Chine et pays émergents : recalibrer les relations
Une politique dédiée aux pays émergents
L'évolution géopolitique globale et les aspirations des pays émergents (Brésil, Chine, Inde, Indonésie, Arabie saoudite, Afrique du Sud et Turquie) devrait conduire la Commission à créer une nouvelle direction générale « Rising » avec un commissaire dédié, estime Amaia Sanchez-Cacicedo.
Recalibrer les relations avec la Chine
L'Union doit abandonner définitivement ses illusions concernant la Chine et la nature des partenariats que cette dernière développe en particulier avec la Russie ou encore l'Iran. Et en tirer les conséquences en étant plus ferme. Pour Alice Ekman, cela passe par le maintien de la pression concernant les exportations chinoises de biens à double usage qui contribuent à l'effort de guerre russe en Ukraine, mais aussi par l'adoption et la mise en œuvre de sanctions supplémentaires visant les entités chinoises, même si, là encore, il ne faut pas se faire trop d'illusions sur les effets de ces sanctions.

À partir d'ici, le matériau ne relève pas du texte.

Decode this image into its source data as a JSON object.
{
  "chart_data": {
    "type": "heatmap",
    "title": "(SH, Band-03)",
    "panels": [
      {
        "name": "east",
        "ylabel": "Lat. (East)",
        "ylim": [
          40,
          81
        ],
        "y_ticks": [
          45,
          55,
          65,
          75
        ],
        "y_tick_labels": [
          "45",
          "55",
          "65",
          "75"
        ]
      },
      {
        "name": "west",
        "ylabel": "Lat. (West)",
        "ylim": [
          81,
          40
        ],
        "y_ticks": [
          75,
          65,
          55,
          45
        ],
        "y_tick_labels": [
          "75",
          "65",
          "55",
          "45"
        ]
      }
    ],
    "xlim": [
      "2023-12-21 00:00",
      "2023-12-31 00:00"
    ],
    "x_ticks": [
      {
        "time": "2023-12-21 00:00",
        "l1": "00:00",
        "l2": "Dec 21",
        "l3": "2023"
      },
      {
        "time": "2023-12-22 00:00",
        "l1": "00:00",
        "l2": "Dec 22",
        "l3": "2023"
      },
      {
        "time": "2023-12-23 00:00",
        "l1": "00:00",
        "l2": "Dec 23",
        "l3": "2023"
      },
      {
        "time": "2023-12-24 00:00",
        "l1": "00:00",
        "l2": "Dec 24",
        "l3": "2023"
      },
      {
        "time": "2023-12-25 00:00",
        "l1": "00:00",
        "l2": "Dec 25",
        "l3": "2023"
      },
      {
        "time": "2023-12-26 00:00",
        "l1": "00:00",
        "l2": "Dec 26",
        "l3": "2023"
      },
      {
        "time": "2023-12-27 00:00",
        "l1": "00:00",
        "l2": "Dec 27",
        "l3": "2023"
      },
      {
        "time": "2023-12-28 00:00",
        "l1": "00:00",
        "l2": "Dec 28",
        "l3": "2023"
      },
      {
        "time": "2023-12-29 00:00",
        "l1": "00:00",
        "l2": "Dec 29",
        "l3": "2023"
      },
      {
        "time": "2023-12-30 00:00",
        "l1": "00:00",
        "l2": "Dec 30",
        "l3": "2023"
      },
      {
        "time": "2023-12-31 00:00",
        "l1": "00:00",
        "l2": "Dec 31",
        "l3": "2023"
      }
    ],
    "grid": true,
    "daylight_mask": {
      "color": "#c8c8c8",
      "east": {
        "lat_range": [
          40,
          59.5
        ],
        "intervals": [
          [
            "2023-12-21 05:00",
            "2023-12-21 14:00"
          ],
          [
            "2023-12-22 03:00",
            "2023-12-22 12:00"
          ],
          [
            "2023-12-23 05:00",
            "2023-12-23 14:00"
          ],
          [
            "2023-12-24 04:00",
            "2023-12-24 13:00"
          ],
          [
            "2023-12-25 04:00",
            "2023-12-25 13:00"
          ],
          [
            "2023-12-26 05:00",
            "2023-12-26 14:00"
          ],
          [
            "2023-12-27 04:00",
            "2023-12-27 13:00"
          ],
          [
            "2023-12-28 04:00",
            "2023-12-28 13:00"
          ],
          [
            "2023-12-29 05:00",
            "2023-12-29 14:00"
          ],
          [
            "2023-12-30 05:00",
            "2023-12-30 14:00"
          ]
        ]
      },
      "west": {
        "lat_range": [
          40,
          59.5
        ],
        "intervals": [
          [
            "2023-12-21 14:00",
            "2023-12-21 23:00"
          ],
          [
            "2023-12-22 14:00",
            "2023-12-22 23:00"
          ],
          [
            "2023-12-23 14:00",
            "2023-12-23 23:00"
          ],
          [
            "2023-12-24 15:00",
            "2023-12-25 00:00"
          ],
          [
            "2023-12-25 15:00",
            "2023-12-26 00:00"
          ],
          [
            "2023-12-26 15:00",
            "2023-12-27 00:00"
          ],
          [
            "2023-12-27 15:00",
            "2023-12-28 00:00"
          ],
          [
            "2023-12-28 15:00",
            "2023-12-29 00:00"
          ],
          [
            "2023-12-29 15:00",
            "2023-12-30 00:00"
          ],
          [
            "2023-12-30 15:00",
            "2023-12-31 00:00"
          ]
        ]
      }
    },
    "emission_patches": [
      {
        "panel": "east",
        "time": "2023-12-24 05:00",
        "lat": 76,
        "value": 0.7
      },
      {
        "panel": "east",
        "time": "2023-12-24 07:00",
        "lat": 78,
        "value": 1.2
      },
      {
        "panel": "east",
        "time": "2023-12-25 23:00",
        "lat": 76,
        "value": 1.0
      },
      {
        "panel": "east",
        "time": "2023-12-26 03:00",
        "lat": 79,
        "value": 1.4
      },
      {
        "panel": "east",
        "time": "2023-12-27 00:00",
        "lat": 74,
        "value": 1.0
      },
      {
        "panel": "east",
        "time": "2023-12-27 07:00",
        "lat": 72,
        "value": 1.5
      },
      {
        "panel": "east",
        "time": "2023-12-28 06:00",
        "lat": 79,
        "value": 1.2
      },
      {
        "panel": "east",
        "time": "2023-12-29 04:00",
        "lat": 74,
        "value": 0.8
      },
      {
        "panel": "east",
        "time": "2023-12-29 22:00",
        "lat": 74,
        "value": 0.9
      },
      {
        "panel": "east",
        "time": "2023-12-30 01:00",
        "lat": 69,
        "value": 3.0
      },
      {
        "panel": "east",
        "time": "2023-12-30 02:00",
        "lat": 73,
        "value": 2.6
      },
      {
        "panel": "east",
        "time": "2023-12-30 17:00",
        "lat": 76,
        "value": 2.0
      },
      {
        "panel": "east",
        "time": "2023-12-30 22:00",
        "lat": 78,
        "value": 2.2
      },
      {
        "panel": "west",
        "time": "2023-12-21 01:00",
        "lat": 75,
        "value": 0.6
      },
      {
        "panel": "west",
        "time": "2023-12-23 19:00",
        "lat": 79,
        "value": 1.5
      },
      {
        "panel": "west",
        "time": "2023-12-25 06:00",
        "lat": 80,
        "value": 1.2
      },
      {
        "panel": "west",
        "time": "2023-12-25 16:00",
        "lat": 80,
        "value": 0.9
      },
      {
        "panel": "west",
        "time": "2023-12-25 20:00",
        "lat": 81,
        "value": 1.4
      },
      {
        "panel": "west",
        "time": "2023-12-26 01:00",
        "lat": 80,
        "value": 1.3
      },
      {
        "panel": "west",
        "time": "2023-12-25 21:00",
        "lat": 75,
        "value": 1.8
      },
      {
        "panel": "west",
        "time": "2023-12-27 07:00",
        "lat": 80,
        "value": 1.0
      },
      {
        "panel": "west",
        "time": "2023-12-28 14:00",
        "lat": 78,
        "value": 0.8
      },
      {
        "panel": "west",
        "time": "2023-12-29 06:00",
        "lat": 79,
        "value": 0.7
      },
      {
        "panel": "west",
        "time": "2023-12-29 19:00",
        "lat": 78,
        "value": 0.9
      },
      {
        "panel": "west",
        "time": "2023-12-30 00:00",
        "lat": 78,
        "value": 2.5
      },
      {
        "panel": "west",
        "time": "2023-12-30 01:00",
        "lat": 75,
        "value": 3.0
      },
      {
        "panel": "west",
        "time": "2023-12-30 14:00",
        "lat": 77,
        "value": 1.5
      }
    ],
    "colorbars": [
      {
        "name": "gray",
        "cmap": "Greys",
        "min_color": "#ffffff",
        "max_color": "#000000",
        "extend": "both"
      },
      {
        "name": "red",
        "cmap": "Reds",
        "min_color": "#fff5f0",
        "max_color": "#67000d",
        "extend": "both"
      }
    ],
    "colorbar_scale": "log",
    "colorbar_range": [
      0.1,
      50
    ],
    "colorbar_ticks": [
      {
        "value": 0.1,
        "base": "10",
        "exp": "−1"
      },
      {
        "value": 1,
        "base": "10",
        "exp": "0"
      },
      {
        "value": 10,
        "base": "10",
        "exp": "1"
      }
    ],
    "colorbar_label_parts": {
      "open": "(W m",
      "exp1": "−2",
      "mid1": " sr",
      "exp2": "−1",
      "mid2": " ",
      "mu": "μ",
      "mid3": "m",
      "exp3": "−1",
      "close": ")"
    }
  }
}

Prévenir une guerre en Asie du sud-est
Plus de 75% des semi-conducteurs sont produits à Taiwan, en Corée du Sud, en Chine et au Japon et tout conflit dans la région, blocus ou invasion de Taiwan, aurait un impact grave pour l'UE, souligne Joris Teer. À titre préventif, l'auteur préconise de : — développer un plan d'action pour renforcer l'appui de l'UE à la dissuasion conduite par les États-Unis dans la région ; — identifier en amont les dépendances chinoises à l'égard de produits et services issus de l'UE afin de pouvoir rapidement exercer des pressions si nécessaire ; — préparer à cette fin des paquets de sanctions détaillés, avec différents niveaux d'ambition ; — identifier les dépendances les plus stratégiques de l'UE à l'égard de Taïwan et de la Chine, afin de mettre en place des mesures ciblées de réduction des risques ; — persuader, dans les contacts au plus haut niveau, les dirigeants chinois de la détermination de l'UE.